Little Manya is the meekest and quietest girl in the entire establishment. She is kind, yielding, can never refuse anybody’s request, and involuntarily everybody treats her with great gentleness. She blushes over every trifle, and at such time becomes especially attractive, as only very tender blondes with a sensitive skin can be attractive. But it is sufficient for her to drink three or four glasses of Liqueur Benedictine, of which she is very fond, for her to become unrecognizable and to create brawls, such, that there is always required the intervention of the housekeepers, the porter, at times even the police. It is nothing for her to hit a guest in the face or to throw in his face a glass filled with wine, to overturn the lamp, to curse out the proprietress. Jennie treats her with some strange, tender patronage and rough adoration.
“Ladies, to dinner! To dinner, ladies!” calls Zociya the housekeeper, running along the corridor. On the run she opens the door into Manya’s room and drops hurriedly:
“To dinner, to dinner, ladies!”
They go again to the kitchen, all still in their underwear, all unwashed, in slippers and barefoot. A tasty vegetable soup of pork rinds and tomatoes, cutlets, and pastry—cream rolls. But no one has any appetite, thanks to the sedentary life and irregular sleep, and also because the majority of the girls, just like schoolgirls on a holiday, had already managed during the day to send to the store for halvah, nuts, rakhat loukoum (Turkish Delight), dill-pickles and molasses candy, and had through this spoiled their appetites. Only Nina alone—a small, pug-nosed, snuffling country girl, seduced only two months ago by a travelling salesman, and sold into a brothel (also by him)—eats for four.
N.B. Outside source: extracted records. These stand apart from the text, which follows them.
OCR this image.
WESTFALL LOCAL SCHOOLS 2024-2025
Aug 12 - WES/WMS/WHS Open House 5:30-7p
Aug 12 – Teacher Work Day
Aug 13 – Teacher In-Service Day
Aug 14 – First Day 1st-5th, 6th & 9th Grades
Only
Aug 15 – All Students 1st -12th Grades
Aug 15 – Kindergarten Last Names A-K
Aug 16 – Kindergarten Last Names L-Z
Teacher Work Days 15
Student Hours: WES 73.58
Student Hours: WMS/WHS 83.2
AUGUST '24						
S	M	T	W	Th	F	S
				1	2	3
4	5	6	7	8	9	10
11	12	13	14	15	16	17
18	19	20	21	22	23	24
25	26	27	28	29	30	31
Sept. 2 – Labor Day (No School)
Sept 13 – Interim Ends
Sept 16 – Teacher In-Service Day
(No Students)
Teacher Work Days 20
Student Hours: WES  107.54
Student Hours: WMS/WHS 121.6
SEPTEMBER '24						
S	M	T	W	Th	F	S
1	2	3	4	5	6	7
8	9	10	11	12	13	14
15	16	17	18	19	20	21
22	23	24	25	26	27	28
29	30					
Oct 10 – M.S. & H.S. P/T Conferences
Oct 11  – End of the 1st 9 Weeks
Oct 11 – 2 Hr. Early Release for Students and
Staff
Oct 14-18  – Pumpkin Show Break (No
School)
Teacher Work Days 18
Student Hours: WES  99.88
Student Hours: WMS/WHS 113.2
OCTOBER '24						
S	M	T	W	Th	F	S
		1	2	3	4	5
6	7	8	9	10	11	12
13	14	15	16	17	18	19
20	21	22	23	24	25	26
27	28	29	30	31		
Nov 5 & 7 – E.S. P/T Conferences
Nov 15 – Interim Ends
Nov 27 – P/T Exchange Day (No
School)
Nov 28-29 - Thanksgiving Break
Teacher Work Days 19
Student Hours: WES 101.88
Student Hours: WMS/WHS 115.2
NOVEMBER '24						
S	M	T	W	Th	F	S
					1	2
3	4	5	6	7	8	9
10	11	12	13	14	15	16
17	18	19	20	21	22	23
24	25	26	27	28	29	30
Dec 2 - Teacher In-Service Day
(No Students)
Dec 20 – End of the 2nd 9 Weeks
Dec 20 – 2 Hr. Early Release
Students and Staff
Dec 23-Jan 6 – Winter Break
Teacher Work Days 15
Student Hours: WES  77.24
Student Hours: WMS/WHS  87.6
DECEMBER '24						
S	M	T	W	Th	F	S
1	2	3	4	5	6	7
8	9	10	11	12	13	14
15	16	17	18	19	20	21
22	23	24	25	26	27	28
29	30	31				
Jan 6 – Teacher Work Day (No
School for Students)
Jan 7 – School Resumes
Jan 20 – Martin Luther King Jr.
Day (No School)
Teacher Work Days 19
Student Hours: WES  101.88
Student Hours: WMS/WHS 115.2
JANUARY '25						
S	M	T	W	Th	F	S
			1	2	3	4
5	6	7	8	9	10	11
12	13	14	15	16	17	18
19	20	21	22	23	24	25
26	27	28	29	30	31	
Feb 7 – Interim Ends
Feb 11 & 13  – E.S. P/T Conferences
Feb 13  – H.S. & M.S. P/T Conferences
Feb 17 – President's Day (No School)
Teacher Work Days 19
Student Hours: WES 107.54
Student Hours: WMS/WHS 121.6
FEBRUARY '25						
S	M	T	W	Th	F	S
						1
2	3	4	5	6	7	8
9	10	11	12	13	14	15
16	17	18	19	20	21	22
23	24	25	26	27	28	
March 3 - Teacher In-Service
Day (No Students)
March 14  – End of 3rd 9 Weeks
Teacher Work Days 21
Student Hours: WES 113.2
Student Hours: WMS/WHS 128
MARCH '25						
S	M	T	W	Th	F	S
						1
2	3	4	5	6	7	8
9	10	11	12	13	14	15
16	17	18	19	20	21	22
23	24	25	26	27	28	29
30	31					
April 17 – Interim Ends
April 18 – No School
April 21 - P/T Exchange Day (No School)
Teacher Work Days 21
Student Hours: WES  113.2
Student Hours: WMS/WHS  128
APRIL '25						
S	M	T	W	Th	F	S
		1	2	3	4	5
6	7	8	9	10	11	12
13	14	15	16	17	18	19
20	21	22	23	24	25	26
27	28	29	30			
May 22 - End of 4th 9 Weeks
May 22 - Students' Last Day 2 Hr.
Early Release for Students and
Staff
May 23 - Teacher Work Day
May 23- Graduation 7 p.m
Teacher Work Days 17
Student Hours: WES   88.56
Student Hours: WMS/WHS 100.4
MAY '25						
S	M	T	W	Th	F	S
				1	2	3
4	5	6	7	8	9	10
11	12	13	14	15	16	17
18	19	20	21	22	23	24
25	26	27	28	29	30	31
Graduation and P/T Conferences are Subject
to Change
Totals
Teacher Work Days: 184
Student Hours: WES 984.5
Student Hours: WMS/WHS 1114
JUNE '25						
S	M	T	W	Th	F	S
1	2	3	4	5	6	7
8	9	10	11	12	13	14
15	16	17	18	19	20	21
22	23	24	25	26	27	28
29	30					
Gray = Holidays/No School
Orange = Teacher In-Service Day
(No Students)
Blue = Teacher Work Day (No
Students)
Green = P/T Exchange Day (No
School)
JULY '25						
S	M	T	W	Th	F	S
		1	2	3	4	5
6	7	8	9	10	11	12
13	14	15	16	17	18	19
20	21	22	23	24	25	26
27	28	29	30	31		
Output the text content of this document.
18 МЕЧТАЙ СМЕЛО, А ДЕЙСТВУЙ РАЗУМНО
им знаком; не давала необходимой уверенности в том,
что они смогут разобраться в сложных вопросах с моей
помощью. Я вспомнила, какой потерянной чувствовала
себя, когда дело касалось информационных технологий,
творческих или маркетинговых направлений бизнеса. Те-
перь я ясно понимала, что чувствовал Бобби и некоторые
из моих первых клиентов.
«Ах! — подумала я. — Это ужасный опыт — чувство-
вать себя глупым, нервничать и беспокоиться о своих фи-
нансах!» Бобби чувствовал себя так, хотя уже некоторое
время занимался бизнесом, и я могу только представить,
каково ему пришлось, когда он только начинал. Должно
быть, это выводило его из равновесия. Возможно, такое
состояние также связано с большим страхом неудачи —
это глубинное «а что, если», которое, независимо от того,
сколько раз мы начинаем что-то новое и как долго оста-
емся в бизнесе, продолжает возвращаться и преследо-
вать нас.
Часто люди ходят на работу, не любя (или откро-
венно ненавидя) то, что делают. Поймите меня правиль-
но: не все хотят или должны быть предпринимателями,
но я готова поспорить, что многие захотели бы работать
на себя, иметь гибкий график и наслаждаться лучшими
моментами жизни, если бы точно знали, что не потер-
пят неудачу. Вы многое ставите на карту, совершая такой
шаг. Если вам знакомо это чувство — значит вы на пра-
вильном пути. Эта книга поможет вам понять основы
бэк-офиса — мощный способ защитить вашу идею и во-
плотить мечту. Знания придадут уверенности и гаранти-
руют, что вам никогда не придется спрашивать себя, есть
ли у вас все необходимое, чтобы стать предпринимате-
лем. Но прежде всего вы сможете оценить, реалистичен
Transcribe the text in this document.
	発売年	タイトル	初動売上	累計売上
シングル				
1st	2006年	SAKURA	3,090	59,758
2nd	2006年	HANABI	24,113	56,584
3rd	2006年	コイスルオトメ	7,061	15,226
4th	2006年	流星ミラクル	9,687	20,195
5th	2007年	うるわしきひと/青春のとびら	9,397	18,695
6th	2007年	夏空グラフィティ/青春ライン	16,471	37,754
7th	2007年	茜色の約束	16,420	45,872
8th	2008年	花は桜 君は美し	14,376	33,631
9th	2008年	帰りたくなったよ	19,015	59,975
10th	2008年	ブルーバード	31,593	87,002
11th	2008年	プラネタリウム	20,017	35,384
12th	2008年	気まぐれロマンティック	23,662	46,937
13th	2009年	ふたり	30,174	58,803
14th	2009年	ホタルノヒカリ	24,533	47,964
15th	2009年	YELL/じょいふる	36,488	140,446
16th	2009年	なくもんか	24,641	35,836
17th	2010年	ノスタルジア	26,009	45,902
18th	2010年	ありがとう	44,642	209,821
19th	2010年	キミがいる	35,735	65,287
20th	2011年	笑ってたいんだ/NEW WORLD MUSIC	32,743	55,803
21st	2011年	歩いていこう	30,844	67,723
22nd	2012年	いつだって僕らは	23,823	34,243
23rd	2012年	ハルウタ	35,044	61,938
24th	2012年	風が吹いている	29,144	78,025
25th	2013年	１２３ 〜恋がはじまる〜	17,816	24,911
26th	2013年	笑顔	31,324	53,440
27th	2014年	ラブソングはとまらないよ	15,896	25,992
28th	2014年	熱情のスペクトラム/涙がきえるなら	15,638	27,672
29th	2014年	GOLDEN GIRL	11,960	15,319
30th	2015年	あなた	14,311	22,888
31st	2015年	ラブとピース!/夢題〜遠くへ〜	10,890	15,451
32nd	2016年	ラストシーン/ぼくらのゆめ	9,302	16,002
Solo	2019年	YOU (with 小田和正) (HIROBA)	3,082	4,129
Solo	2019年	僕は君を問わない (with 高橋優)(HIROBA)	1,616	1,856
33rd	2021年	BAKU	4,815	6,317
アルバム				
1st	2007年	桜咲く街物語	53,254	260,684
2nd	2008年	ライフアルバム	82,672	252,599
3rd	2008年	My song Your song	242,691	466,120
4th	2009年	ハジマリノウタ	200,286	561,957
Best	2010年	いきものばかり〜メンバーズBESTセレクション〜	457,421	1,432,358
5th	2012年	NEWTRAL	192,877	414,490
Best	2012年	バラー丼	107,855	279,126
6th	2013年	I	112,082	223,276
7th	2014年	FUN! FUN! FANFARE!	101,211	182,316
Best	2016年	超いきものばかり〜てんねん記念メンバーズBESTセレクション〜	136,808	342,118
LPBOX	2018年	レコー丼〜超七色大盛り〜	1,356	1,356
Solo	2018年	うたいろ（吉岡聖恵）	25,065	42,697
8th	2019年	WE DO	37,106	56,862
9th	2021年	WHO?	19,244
The inordinate, provident appetite of a woman of the common people has not yet disappeared in her.
Jennie, who has only picked fastidiously at her cutlet and eaten half her cream roll, speaks to her in a tone of hypocritical solicitude:
“Really, Pheclusha, you might just as well eat my cutlet, too. Eat, my dear, eat; don’t be bashful—you ought to be gaining in health. But do you know what I’ll tell you, ladies?” she turns to her mates, “Why, our Pheclusha has a tapeworm, and when a person has a tapeworm, they always eats for two: half for themselves, half for the worm.”
Nina sniffs angrily and answers, speaking through her nose, in a bass which comes as a surprise from one of her stature:
“There are no tapeworms in me. It’s you that’s got the tapeworms, that’s why you are so skinny.”
And she imperturbably continues to eat, and after dinner feels herself sleepy, like a boa constrictor, eructs loudly, drinks water, hiccups, and, by stealth, if no one sees her, makes the sign of the cross over her mouth, through an old habit.
But already the ringing voice of Zociya can be heard through the corridors and rooms:
“Get dressed, ladies, get dressed. There’s no use in sitting around … To work …”
After a few minutes in all the rooms of the establishment there are smells of singed hair, boric-thymol soap, cheap eau-de-cologne. The girls are dolling-up for the evening.